Digitizer Bitcrusher Pedal (updated May 2020)

Introduction

The Digitizer is a digital bitcrusher pedal that I designed last year. I originally decided to make a bitcrusher as I was looking to get back into pedal building with a more unusual effect, and I’d become very interested in digital sampling and the tonal qualities of vintage samplers. I figured that a bitcrusher pedal would allow for these effects in real-time, rather than having to record audio into a machine and then play it back again.

None of the other bitcrusher pedals around were quite what I was looking for – I wanted it to be able to get very lo-fi and distorted, but I also wanted it to be able to be very subtle and musical. The stock bitcrusher plugin in Logic Pro was a big source of inspiration to me as a particularly good implementation of this effect.

Controls

Of the relative few others around, several cheat and aren’t a true bitcrusher (I know, we’re reaching peak levels of snobbery here!) and are in fact just ‘sample rate reducers’ – although admittedly this a large part of what makes up the bitcrusher sound. The Digitizer is fully digital and presents your digitized audio in sparkling 4/6/8 bit fidelity at a user-controlled sampling rate. The LEDs on the panel provide a readout of the data going through the processor – they’re mainly there for visual appeal but they do also serve to show that the incoming signal is at the right level.

For greater control over the sound, a simple low pass filter is provided for the wet signal, as well as a mixer to blend between the wet and dry signal. The bypass action is true bypass, driven by a relay, and it can be configured to work in either latching or momentary modes by holding down the button at power-on with the toggle switch in either the up or down positions respectively.

The preamplifier in this ‘Revision 2’ Digitizer is slightly improved since the original, it now has a gain trimmer (inside on the circuit board) so you can tweak this to taste. It’s also much more immune to noisy / hum-inducing power supplies.

How It Works

All of the processing is done with a 8-bit AVR microcontroller. It samples the incoming signal from the preamplifier as fast and as frequently as possible, and then sends it straight back out again to the DAC, at an adjustable interval determined by the position of the RATE knob to drop the sample rate.
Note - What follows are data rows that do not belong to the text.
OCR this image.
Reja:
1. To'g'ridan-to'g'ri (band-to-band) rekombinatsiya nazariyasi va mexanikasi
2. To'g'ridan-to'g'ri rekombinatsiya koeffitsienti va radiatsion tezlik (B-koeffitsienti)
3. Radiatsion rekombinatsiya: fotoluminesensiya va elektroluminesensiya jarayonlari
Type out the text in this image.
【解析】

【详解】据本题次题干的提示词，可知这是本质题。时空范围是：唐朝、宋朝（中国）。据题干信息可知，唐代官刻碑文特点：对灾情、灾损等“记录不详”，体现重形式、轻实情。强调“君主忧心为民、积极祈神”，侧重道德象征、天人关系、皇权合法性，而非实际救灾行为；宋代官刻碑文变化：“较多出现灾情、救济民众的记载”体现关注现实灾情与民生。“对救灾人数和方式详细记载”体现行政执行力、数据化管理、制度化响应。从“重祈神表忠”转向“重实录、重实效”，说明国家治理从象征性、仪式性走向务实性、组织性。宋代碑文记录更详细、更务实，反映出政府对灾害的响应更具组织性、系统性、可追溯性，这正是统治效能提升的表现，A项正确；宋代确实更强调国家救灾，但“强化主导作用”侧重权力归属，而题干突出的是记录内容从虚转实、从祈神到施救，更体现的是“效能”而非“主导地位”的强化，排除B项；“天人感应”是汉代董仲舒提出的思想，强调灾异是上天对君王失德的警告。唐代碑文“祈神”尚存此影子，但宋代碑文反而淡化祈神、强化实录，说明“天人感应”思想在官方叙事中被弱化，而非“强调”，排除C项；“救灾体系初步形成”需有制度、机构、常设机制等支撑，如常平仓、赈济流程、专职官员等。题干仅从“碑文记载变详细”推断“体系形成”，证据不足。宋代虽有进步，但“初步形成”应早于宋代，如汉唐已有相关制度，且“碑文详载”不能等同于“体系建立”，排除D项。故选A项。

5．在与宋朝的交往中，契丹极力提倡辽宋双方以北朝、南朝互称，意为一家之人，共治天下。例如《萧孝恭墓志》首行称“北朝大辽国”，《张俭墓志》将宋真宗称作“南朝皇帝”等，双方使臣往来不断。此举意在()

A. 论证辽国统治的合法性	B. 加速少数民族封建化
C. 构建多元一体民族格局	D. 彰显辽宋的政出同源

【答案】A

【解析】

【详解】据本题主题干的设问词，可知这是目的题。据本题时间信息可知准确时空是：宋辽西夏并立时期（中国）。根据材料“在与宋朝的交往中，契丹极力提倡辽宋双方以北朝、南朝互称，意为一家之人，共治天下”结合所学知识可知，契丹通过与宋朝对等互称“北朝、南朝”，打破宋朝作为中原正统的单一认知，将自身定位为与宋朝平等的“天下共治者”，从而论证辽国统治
The sampled data is 8-bit, although this can be reduced down to 6 or 4 with the BITS switch. The LEDs are updated 200x slower than the audio sampling rate. This gives them more of a blinking appearance, as at audio rate they just appear solidly lit.

The microcontroller also manages the bypass switching. As mentioned previously, the bypass switch can work either latching or momentarily. The setting is remembered and recalled at power-on.